Wednesday, October 03, 2007

''Suite Francaise'', Irene Nemirovsky

I have to confess that a snobbish bit of me doesn't want to be moved by books which are sold by appealing to that emotion. I'm also not generally a fan of ''war'' books; despite the fact I studied history at university, I tend to find fictional accounts either too melodramatic or dry (yes, I know, I'm a fusspot). So I'm quite glad that I didn't know the ''back story'' of this book before I bought it, as it would definitely have put me off. ''Suite Francaise'', darling of newspaper reviewers, and seemingly perpeptually on the ''top sellers'' shelf at Borders, is set in Occupied France during WWII, and was written by Nemirovsky, a Russian Jew living in France during that period.

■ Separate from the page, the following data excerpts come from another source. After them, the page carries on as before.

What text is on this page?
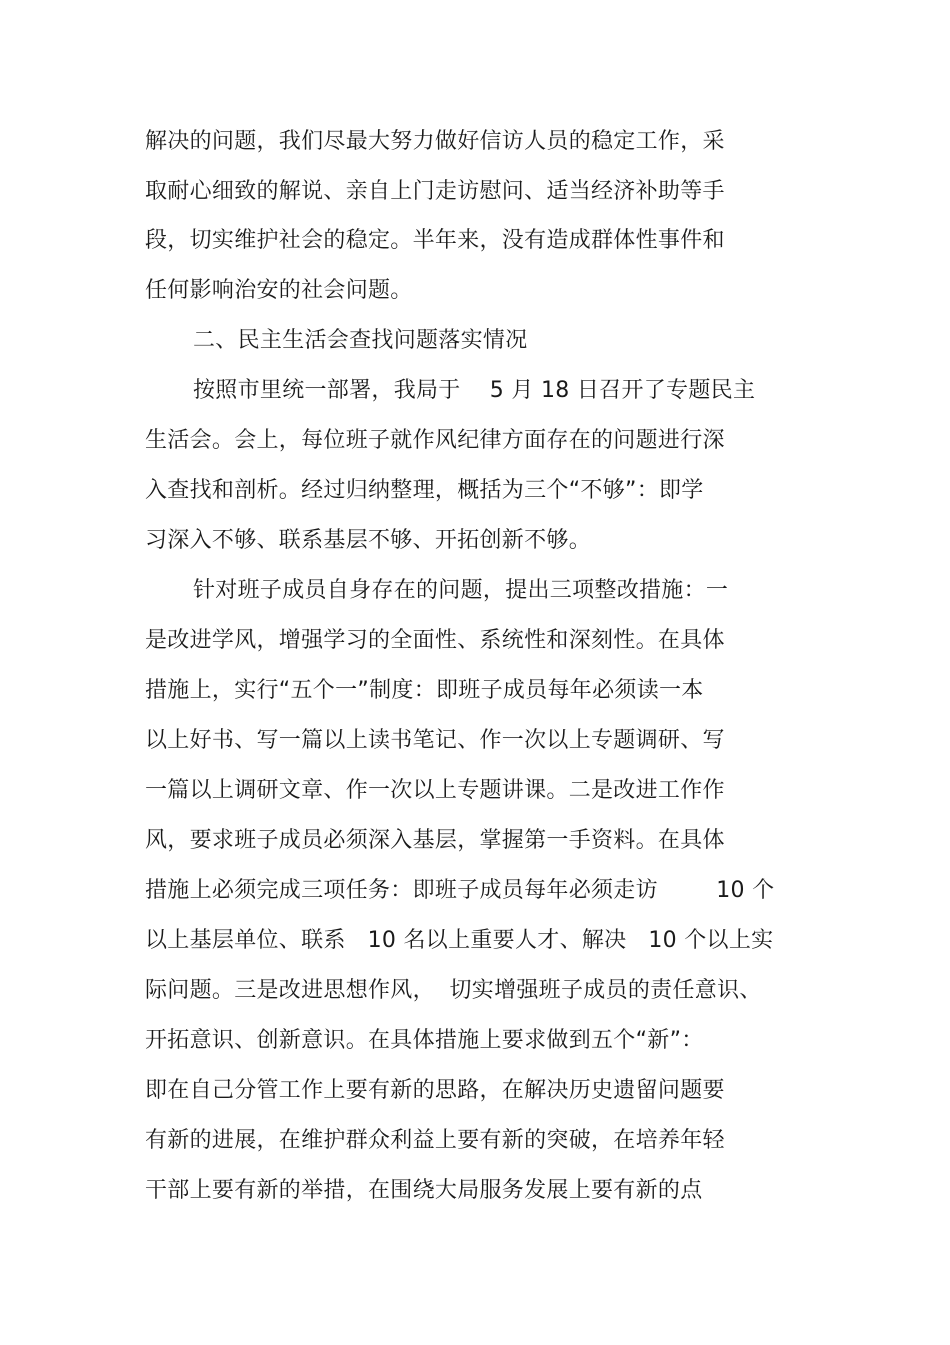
解决的问题，我们尽最大努力做好信访人员的稳定工作，采
取耐心细致的解说、亲自上门走访慰问、适当经济补助等手
段，切实维护社会的稳定。半年来，没有造成群体性事件和
任何影响治安的社会问题。
二、民主生活会查找问题落实情况
按照市里统一部署，我局于    5 月 18 日召开了专题民主
生活会。会上，每位班子就作风纪律方面存在的问题进行深
入查找和剖析。经过归纳整理，概括为三个“不够”：即学
习深入不够、联系基层不够、开拓创新不够。
针对班子成员自身存在的问题，提出三项整改措施：一
是改进学风，增强学习的全面性、系统性和深刻性。在具体
措施上，实行“五个一”制度：即班子成员每年必须读一本
以上好书、写一篇以上读书笔记、作一次以上专题调研、写
一篇以上调研文章、作一次以上专题讲课。二是改进工作作
风，要求班子成员必须深入基层，掌握第一手资料。在具体
措施上必须完成三项任务：即班子成员每年必须走访        10 个
以上基层单位、联系   10 名以上重要人才、解决   10 个以上实
际问题。三是改进思想作风，  切实增强班子成员的责任意识、
开拓意识、创新意识。在具体措施上要求做到五个“新”：
即在自己分管工作上要有新的思路，在解决历史遗留问题要
有新的进展，在维护群众利益上要有新的突破，在培养年轻
干部上要有新的举措，在围绕大局服务发展上要有新的点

What's phenomenal is that Nemirovsky wrote this fictional work contemporaneously with the events unfolding around her. It's hard to get your head around the fact that this ''Suite'' is only two of her planned five-part series of novellas - she finished the ones based in 1940 - 1942 (''Storm in June'', ''Dolce''), but didn't manage to complete the hypothetical storylines of the post 1942 parts (''Captivity'', ''Battles'', ''Peace'') because she died in Auschwitz in 1942. The manuscripts were kept by her daughters who were smuggled around France and evaded the camps; only when one daughter decided to donate what she assumed were her mother's diaries to a literature institute did she discover that they were an unfinished novel, and they were eventually published in 2004.

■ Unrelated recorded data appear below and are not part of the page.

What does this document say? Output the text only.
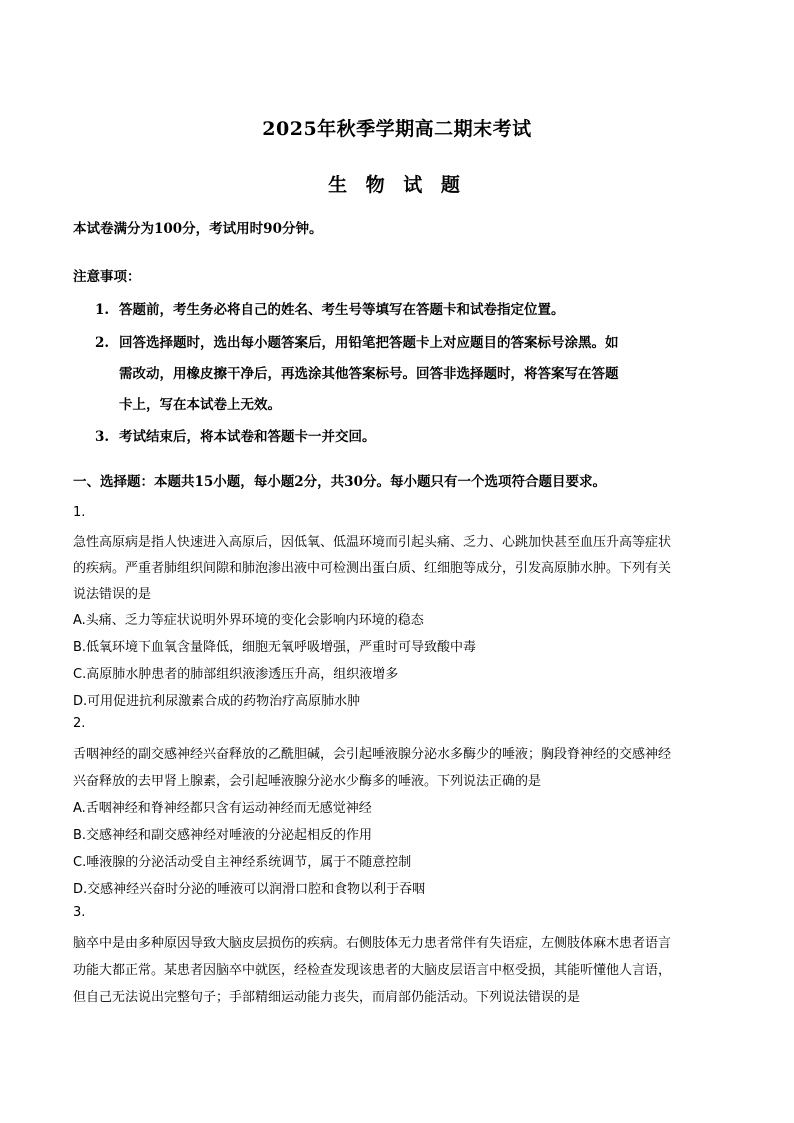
2025年秋季学期高二期末考试
生 物 试 题
本试卷满分为100分，考试用时90分钟。
注意事项：
1. 答题前，考生务必将自己的姓名、考生号等填写在答题卡和试卷指定位置。
2. 回答选择题时，选出每小题答案后，用铅笔把答题卡上对应题目的答案标号涂黑。如
需改动，用橡皮擦干净后，再选涂其他答案标号。回答非选择题时，将答案写在答题
卡上，写在本试卷上无效。
3. 考试结束后，将本试卷和答题卡一并交回。
一、选择题：本题共15小题，每小题2分，共30分。每小题只有一个选项符合题目要求。
1.
急性高原病是指人快速进入高原后，因低氧、低温环境而引起头痛、乏力、心跳加快甚至血压升高等症状
的疾病。严重者肺组织间隙和肺泡渗出液中可检测出蛋白质、红细胞等成分，引发高原肺水肿。下列有关
说法错误的是
A.头痛、乏力等症状说明外界环境的变化会影响内环境的稳态
B.低氧环境下血氧含量降低，细胞无氧呼吸增强，严重时可导致酸中毒
C.高原肺水肿患者的肺部组织液渗透压升高，组织液增多
D.可用促进抗利尿激素合成的药物治疗高原肺水肿
2.
舌咽神经的副交感神经兴奋释放的乙酰胆碱，会引起唾液腺分泌水多酶少的唾液；胸段脊神经的交感神经
兴奋释放的去甲肾上腺素，会引起唾液腺分泌水少酶多的唾液。下列说法正确的是
A.舌咽神经和脊神经都只含有运动神经而无感觉神经
B.交感神经和副交感神经对唾液的分泌起相反的作用
C.唾液腺的分泌活动受自主神经系统调节，属于不随意控制
D.交感神经兴奋时分泌的唾液可以润滑口腔和食物以利于吞咽
3.
脑卒中是由多种原因导致大脑皮层损伤的疾病。右侧肢体无力患者常伴有失语症，左侧肢体麻木患者语言
功能大都正常。某患者因脑卒中就医，经检查发现该患者的大脑皮层语言中枢受损，其能听懂他人言语，
但自己无法说出完整句子；手部精细运动能力丧失，而肩部仍能活动。下列说法错误的是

Background aside (and I didn't know most of it whilst I was reading; the appendices fill you in later), ''Suite Francaise'' is the story of various people caught up in the Nazi occupation of France - firstly, in the exodus of Paris during the invasion, and secondly in a village where German soldiers lived among the French. In history lessons, the experience of civilians during war tends to be dealt with very briefly, and in between Physics and Double PE I can't say I ever really imagined the war on a human level. Nemirovsky's gift is in bringing the events of the time to a human level whilst retaining the grand perspective - the immediacy of her experience is clear throughout. The account of how life can be turned entirely upside down in days was chilling and felt somehow timeless; as did the behaviour of people being occupied by a foreign force who are, after all, just people like them. Unfortunately I find it very hard to write about things like this without feeling self-conscious at my own mawkish sentimentality, but for once I have to agree that this was a tremendously moving book. Forcing a few Sixth-years to read it along with the Penguin History of the Twentieth Century would probably make for a few more enlightened teenagers and a deeper appreciation of something which really wasn't all that long ago, and somehow feels all too possible to happen again.